Our fighter is therefore prescribed dumbbell-based exercises, with each arm working independently (one-armed shoulder press, one-armed dumbbell bench, etc.). His left side is given twenty percent more work than his right. Any supplemental exercises are done during Phase One, such as exercises for biceps, triceps, calves, etc., with the beginning of extensive work dedicated to the body's "core" - abdominals, lower back, and legs. As before, any weakness is now addressed, thus if our fighter has a strong bench (very common) but shows comparatively weak back and leg strength (also common), more volume is prescribed for his back. The general sets/reps scheme (not including the twenty percent more work for our fighter's left side) is as follows:
Phase One Hypertrophy: Four Weeks
Intensity: 60-65% of student's one-rep max for all exercises
Frequency: 4 days/week Mon/Tue/Thu/Fri
Volume: 5 sets/10 reps
Tuesday: Shoulders/Back (including lower back)

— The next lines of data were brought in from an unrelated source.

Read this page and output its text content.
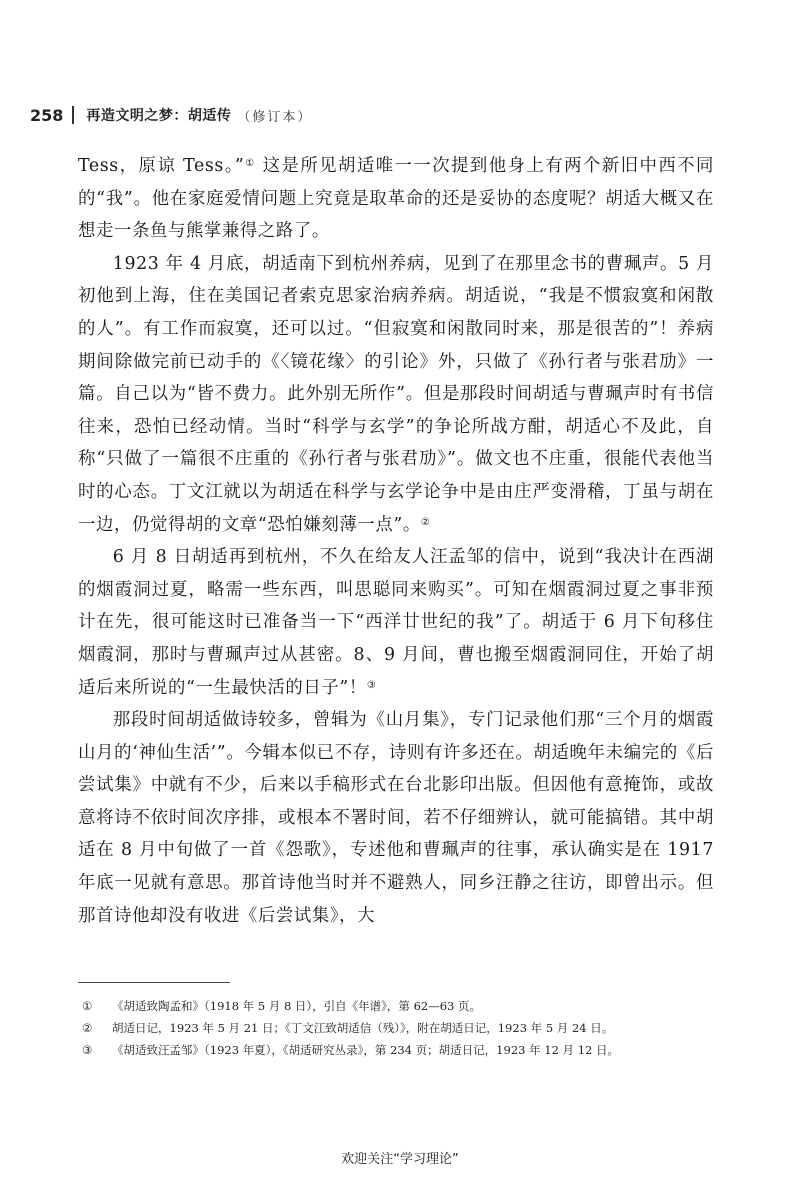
258 再造文明之梦：胡适传 （修订本）

Tess，原谅 Tess。”① 这是所见胡适唯一一次提到他身上有两个新旧中西不同的“我”。他在家庭爱情问题上究竟是取革命的还是妥协的态度呢？胡适大概又在想走一条鱼与熊掌兼得之路了。

1923 年 4 月底，胡适南下到杭州养病，见到了在那里念书的曹珮声。5 月初他到上海，住在美国记者索克思家治病养病。胡适说，“我是不惯寂寞和闲散的人”。有工作而寂寞，还可以过。“但寂寞和闲散同时来，那是很苦的”！养病期间除做完前已动手的《〈镜花缘〉的引论》外，只做了《孙行者与张君劢》一篇。自己以为“皆不费力。此外别无所作”。但是那段时间胡适与曹珮声时有书信往来，恐怕已经动情。当时“科学与玄学”的争论所战方酣，胡适心不及此，自称“只做了一篇很不庄重的《孙行者与张君劢》”。做文也不庄重，很能代表他当时的心态。丁文江就以为胡适在科学与玄学论争中是由庄严变滑稽，丁虽与胡在一边，仍觉得胡的文章“恐怕嫌刻薄一点”。②

6 月 8 日胡适再到杭州，不久在给友人汪孟邹的信中，说到“我决计在西湖的烟霞洞过夏，略需一些东西，叫思聪同来购买”。可知在烟霞洞过夏之事非预计在先，很可能这时已准备当一下“西洋廿世纪的我”了。胡适于 6 月下旬移住烟霞洞，那时与曹珮声过从甚密。8、9 月间，曹也搬至烟霞洞同住，开始了胡适后来所说的“一生最快活的日子”！③

那段时间胡适做诗较多，曾辑为《山月集》，专门记录他们那“三个月的烟霞山月的‘神仙生活’”。今辑本似已不存，诗则有许多还在。胡适晚年未编完的《后尝试集》中就有不少，后来以手稿形式在台北影印出版。但因他有意掩饰，或故意将诗不依时间次序排，或根本不署时间，若不仔细辨认，就可能搞错。其中胡适在 8 月中旬做了一首《怨歌》，专述他和曹珮声的往事，承认确实是在 1917 年底一见就有意思。那首诗他当时并不避熟人，同乡汪静之往访，即曾出示。但那首诗他却没有收进《后尝试集》，大

①	《胡适致陶孟和》（1918 年 5 月 8 日），引自《年谱》，第 62—63 页。
②	胡适日记，1923 年 5 月 21 日；《丁文江致胡适信（残）》，附在胡适日记，1923 年 5 月 24 日。
③	《胡适致汪孟邹》（1923 年夏），《胡适研究丛录》，第 234 页；胡适日记，1923 年 12 月 12 日。
欢迎关注“学习理论”
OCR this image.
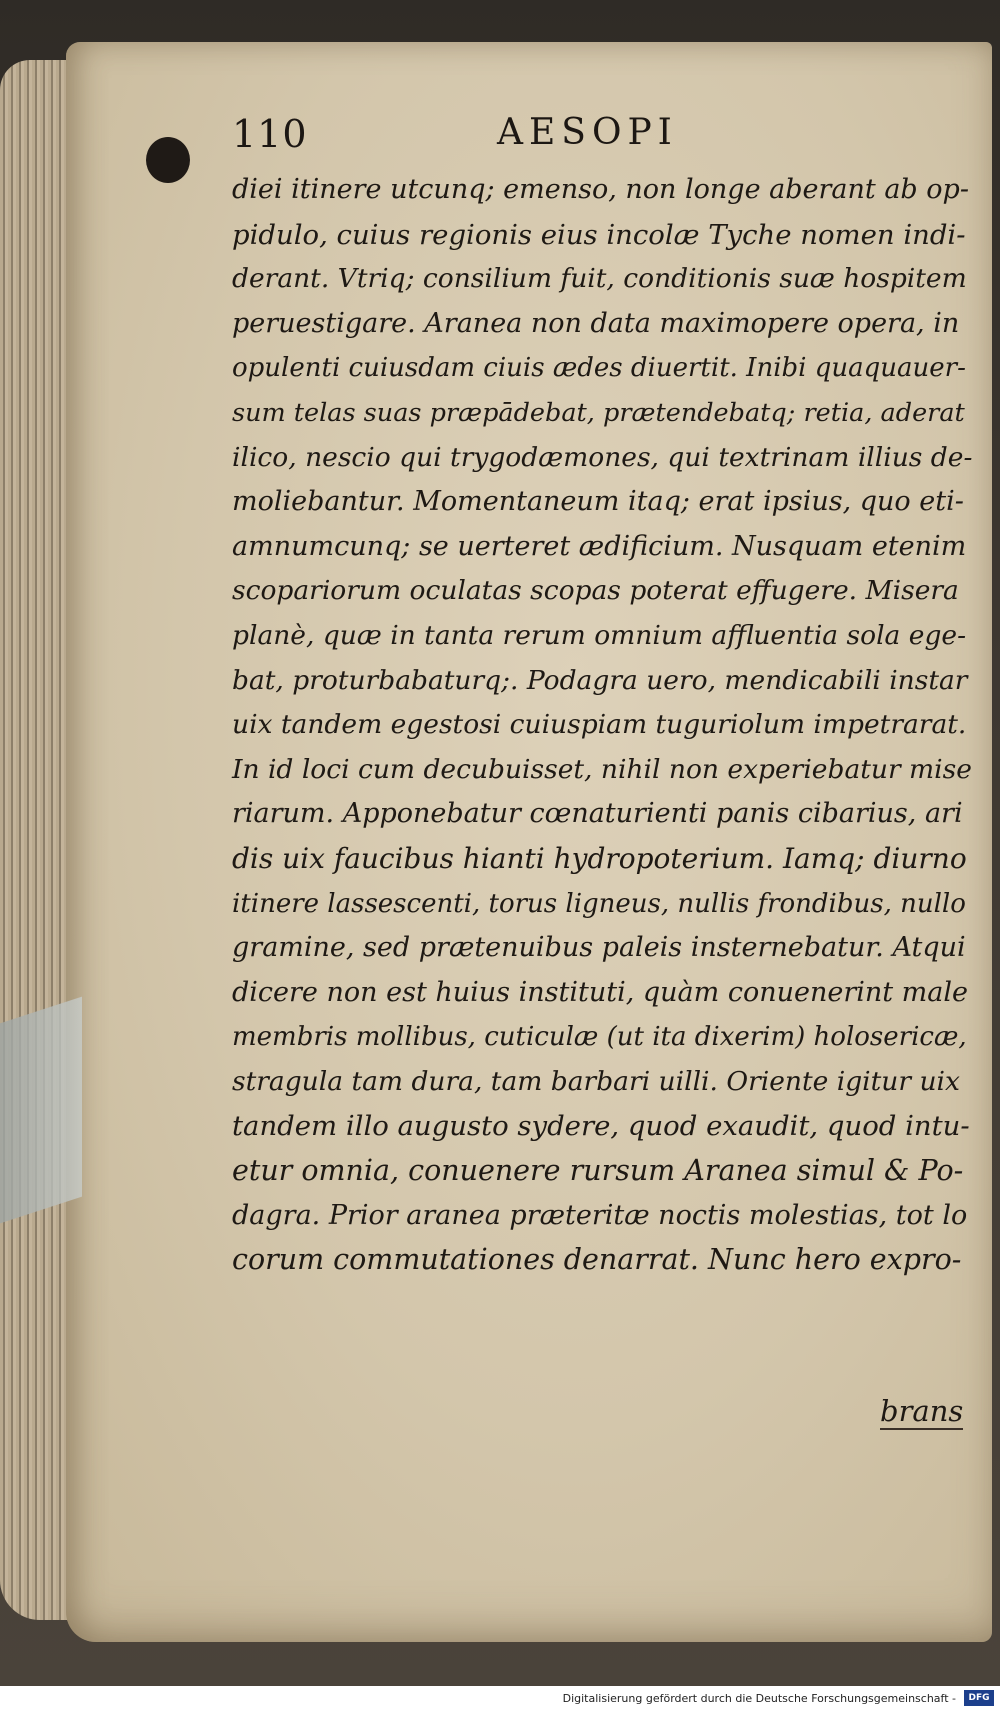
110	AESOPI
diei itinere utcunq; emenso, non longe aberant ab op-
pidulo, cuius regionis eius incolæ Tyche nomen indi-
derant. Vtriq; consilium fuit, conditionis suæ hospitem
peruestigare. Aranea non data maximopere opera, in
opulenti cuiusdam ciuis ædes diuertit. Inibi quaquauer-
sum telas suas præpādebat, prætendebatq; retia, aderat
ilico, nescio qui trygodæmones, qui textrinam illius de-
moliebantur. Momentaneum itaq; erat ipsius, quo eti-
amnumcunq; se uerteret ædificium. Nusquam etenim
scopariorum oculatas scopas poterat effugere. Misera
planè, quæ in tanta rerum omnium affluentia sola ege-
bat, proturbabaturq;. Podagra uero, mendicabili instar
uix tandem egestosi cuiuspiam tuguriolum impetrarat.
In id loci cum decubuisset, nihil non experiebatur mise
riarum. Apponebatur cœnaturienti panis cibarius, ari
dis uix faucibus hianti hydropoterium. Iamq; diurno
itinere lassescenti, torus ligneus, nullis frondibus, nullo
gramine, sed prætenuibus paleis insternebatur. Atqui
dicere non est huius instituti, quàm conuenerint male
membris mollibus, cuticulæ (ut ita dixerim) holosericæ,
stragula tam dura, tam barbari uilli. Oriente igitur uix
tandem illo augusto sydere, quod exaudit, quod intu-
etur omnia, conuenere rursum Aranea simul & Po-
dagra. Prior aranea præteritæ noctis molestias, tot lo
corum commutationes denarrat. Nunc hero expro-
brans
Digitalisierung gefördert durch die Deutsche Forschungsgemeinschaft -	DFG
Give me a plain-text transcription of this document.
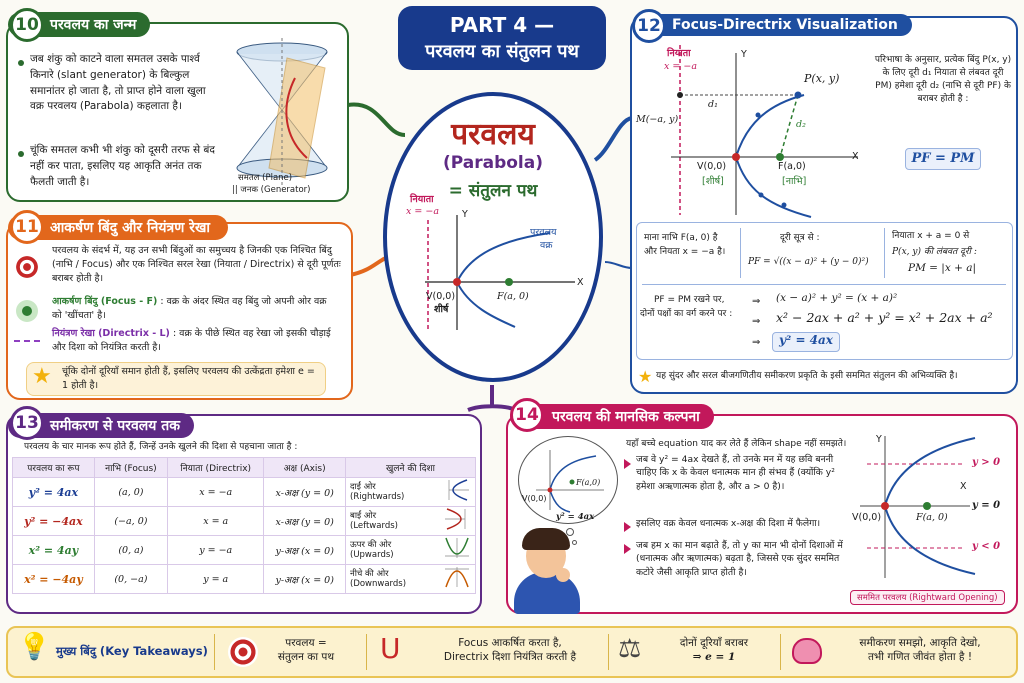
PART 4 —
परवलय का संतुलन पथ
परवलय
(Parabola)
= संतुलन पथ
नियाता
x = −a Y
X
परवलय
वक्र
V(0,0)
शीर्ष
F(a, 0)
परवलय का जन्म
10
जब शंकु को काटने वाला समतल उसके पार्श्व किनारे (slant generator) के बिल्कुल समानांतर हो जाता है, तो प्राप्त होने वाला खुला वक्र परवलय (Parabola) कहलाता है।
चूंकि समतल कभी भी शंकु को दूसरी तरफ से बंद नहीं कर पाता, इसलिए यह आकृति अनंत तक फैलती जाती है।	समतल (Plane)
|| जनक (Generator)
आकर्षण बिंदु और नियंत्रण रेखा
11
परवलय के संदर्भ में, यह उन सभी बिंदुओं का समुच्चय है जिनकी एक निश्चित बिंदु (नाभि / Focus) और एक निश्चित सरल रेखा (नियाता / Directrix) से दूरी पूर्णतः बराबर होती है।
आकर्षण बिंदु (Focus - F) : वक्र के अंदर स्थित वह बिंदु जो अपनी ओर वक्र को 'खींचता' है।
नियंत्रण रेखा (Directrix - L) : वक्र के पीछे स्थित वह रेखा जो इसकी चौड़ाई और दिशा को नियंत्रित करती है।
★ चूंकि दोनों दूरियाँ समान होती हैं, इसलिए परवलय की उत्केंद्रता हमेशा e = 1 होती है।
Focus-Directrix Visualization
12
नियाता
x = −a
Y
X
P(x, y)
M(−a, y)
d₁
d₂
V(0,0)	F(a,0)
[शीर्ष]	[नाभि]
परिभाषा के अनुसार, प्रत्येक बिंदु P(x, y) के लिए दूरी d₁ नियाता से लंबवत दूरी PM) हमेशा दूरी d₂ (नाभि से दूरी PF) के बराबर होती है :
PF = PM
माना नाभि F(a, 0) है
और नियता x = −a है।
दूरी सूत्र से :
PF = √((x − a)² + (y − 0)²)
नियाता x + a = 0 से
P(x, y) की लंबवत दूरी :
PM = |x + a|
PF = PM रखने पर,
दोनों पक्षों का वर्ग करने पर :
⇒
⇒
⇒
(x − a)² + y² = (x + a)²
x² − 2ax + a² + y² = x² + 2ax + a²
y² = 4ax
★ यह सुंदर और सरल बीजगणितीय समीकरण प्रकृति के इसी सममित संतुलन की अभिव्यक्ति है।
समीकरण से परवलय तक
13
परवलय के चार मानक रूप होते हैं, जिन्हें उनके खुलने की दिशा से पहचाना जाता है :
परवलय का रूप	नाभि (Focus)	नियाता (Directrix)	अक्ष (Axis)	खुलने की दिशा
y² = 4ax	(a, 0)	x = −a	x-अक्ष (y = 0)	दाईं ओर
(Rightwards)

y² = −4ax	(−a, 0)	x = a	x-अक्ष (y = 0)	बाईं ओर
(Leftwards)

x² = 4ay	(0, a)	y = −a	y-अक्ष (x = 0)	ऊपर की ओर
(Upwards)

x² = −4ay	(0, −a)	y = a	y-अक्ष (x = 0)	नीचे की ओर
(Downwards)
परवलय की मानसिक कल्पना
14
V(0,0)
F(a,0)
y² = 4ax
यहाँ बच्चे equation याद कर लेते हैं लेकिन shape नहीं समझते।
जब वे y² = 4ax देखते हैं, तो उनके मन में यह छवि बननी चाहिए कि x के केवल धनात्मक मान ही संभव हैं (क्योंकि y² हमेशा अऋणात्मक होता है, और a > 0 है)।
इसलिए वक्र केवल धनात्मक x-अक्ष की दिशा में फैलेगा।
जब हम x का मान बढ़ाते हैं, तो y का मान भी दोनों दिशाओं में (धनात्मक और ऋणात्मक) बढ़ता है, जिससे एक सुंदर सममित कटोरे जैसी आकृति प्राप्त होती है।
Y
X
V(0,0)	F(a, 0)
y > 0
y = 0
y < 0
सममित परवलय (Rightward Opening)
💡 मुख्य बिंदु (Key Takeaways)
परवलय =
संतुलन का पथ	Ս	Focus आकर्षित करता है,
Directrix दिशा नियंत्रित करती है	⚖	दोनों दूरियाँ बराबर
⇒ e = 1
समीकरण समझो, आकृति देखो,
तभी गणित जीवंत होता है !
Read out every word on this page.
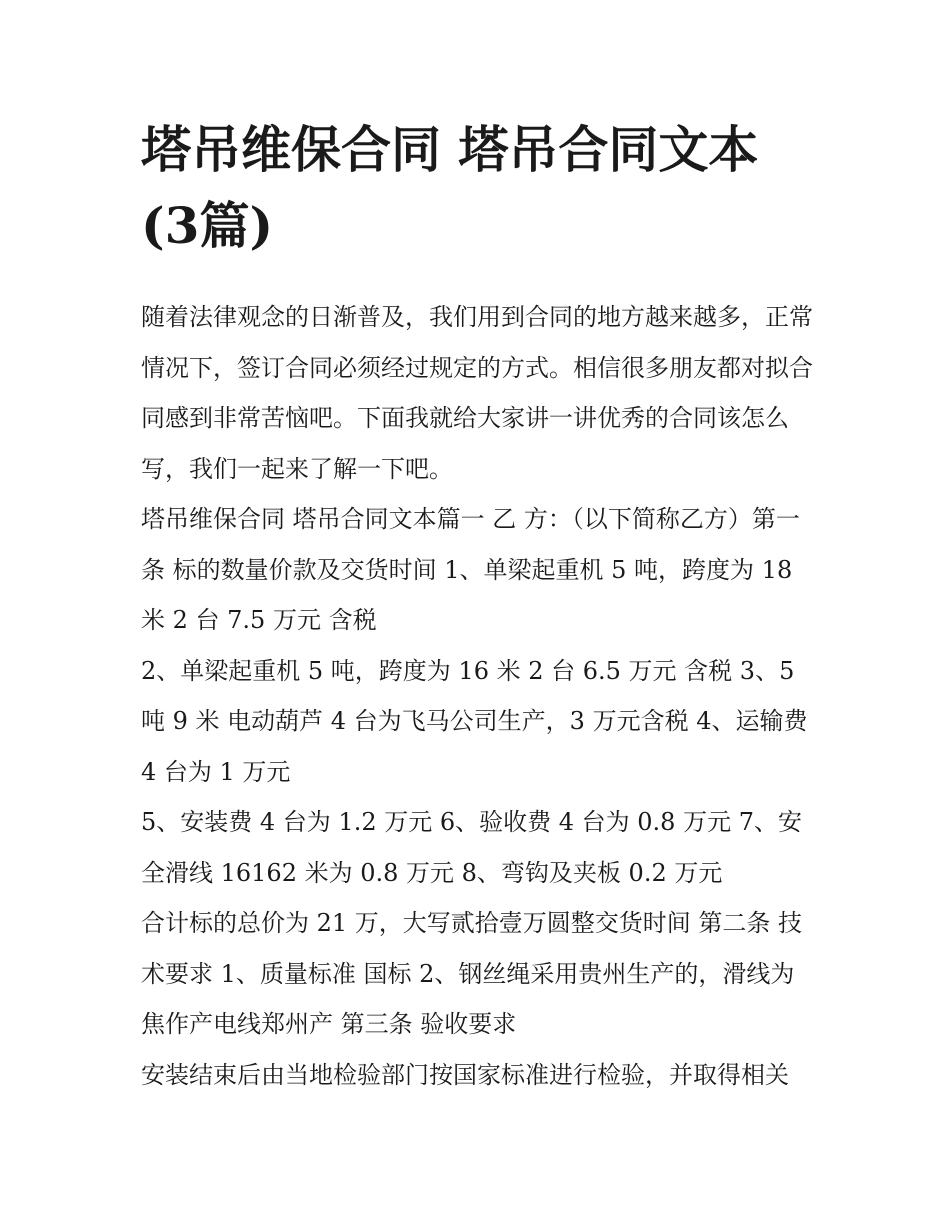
塔吊维保合同 塔吊合同文本(3篇)

随着法律观念的日渐普及，我们用到合同的地方越来越多，正常情况下，签订合同必须经过规定的方式。相信很多朋友都对拟合同感到非常苦恼吧。下面我就给大家讲一讲优秀的合同该怎么写，我们一起来了解一下吧。

塔吊维保合同 塔吊合同文本篇一 乙 方：（以下简称乙方）第一条 标的数量价款及交货时间 1、单梁起重机 5 吨，跨度为 18 米 2 台 7.5 万元 含税

2、单梁起重机 5 吨，跨度为 16 米 2 台 6.5 万元 含税 3、5 吨 9 米 电动葫芦 4 台为飞马公司生产，3 万元含税 4、运输费 4 台为 1 万元

5、安装费 4 台为 1.2 万元 6、验收费 4 台为 0.8 万元 7、安全滑线 16162 米为 0.8 万元 8、弯钩及夹板 0.2 万元

合计标的总价为 21 万，大写贰拾壹万圆整交货时间 第二条 技术要求 1、质量标准 国标 2、钢丝绳采用贵州生产的，滑线为焦作产电线郑州产 第三条 验收要求

安装结束后由当地检验部门按国家标准进行检验，并取得相关
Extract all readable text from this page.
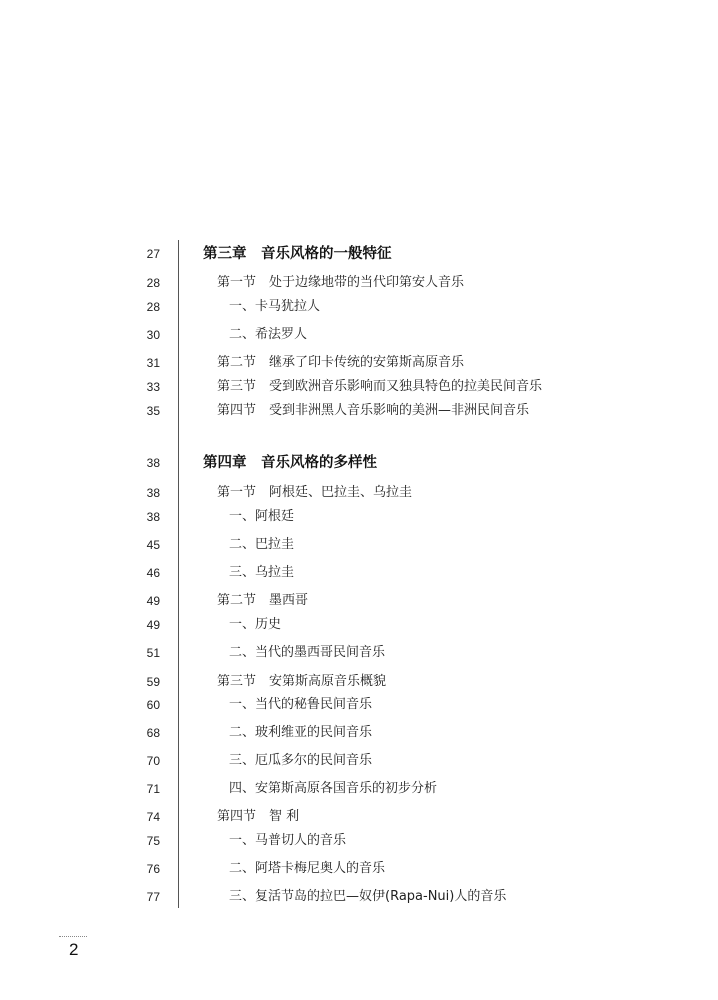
27	第三章　音乐风格的一般特征
28	第一节　处于边缘地带的当代印第安人音乐
28	一、卡马犹拉人
30	二、希法罗人
31	第二节　继承了印卡传统的安第斯高原音乐
33	第三节　受到欧洲音乐影响而又独具特色的拉美民间音乐
35	第四节　受到非洲黑人音乐影响的美洲—非洲民间音乐
38	第四章　音乐风格的多样性
38	第一节　阿根廷、巴拉圭、乌拉圭
38	一、阿根廷
45	二、巴拉圭
46	三、乌拉圭
49	第二节　墨西哥
49	一、历史
51	二、当代的墨西哥民间音乐
59	第三节　安第斯高原音乐概貌
60	一、当代的秘鲁民间音乐
68	二、玻利维亚的民间音乐
70	三、厄瓜多尔的民间音乐
71	四、安第斯高原各国音乐的初步分析
74	第四节　智 利
75	一、马普切人的音乐
76	二、阿塔卡梅尼奥人的音乐
77	三、复活节岛的拉巴—奴伊(Rapa-Nui)人的音乐
2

Friday: Legs/Abs (including lower back)/Calves
As you can see, the amount of volume is tremendous because the relative weight is low. Keep in mind we are prescribing mostly dumbbell exercises, forcing each side to work independently, and doing more leg work for our fighter's hamstrings than his quadriceps, to balance his leg strength. We can include multi-joint movements such as squats and deadlifts (and we will!), but in addition we are also including single-joint movements, the "bodybuilding" exercises, with more hamstring than quadriceps work, more left side volume than right side. It is only during this phase that we are working for that "burn", which indicates we're increasing our anaerobic lactate threshold. The muscles need to be shocked into growth.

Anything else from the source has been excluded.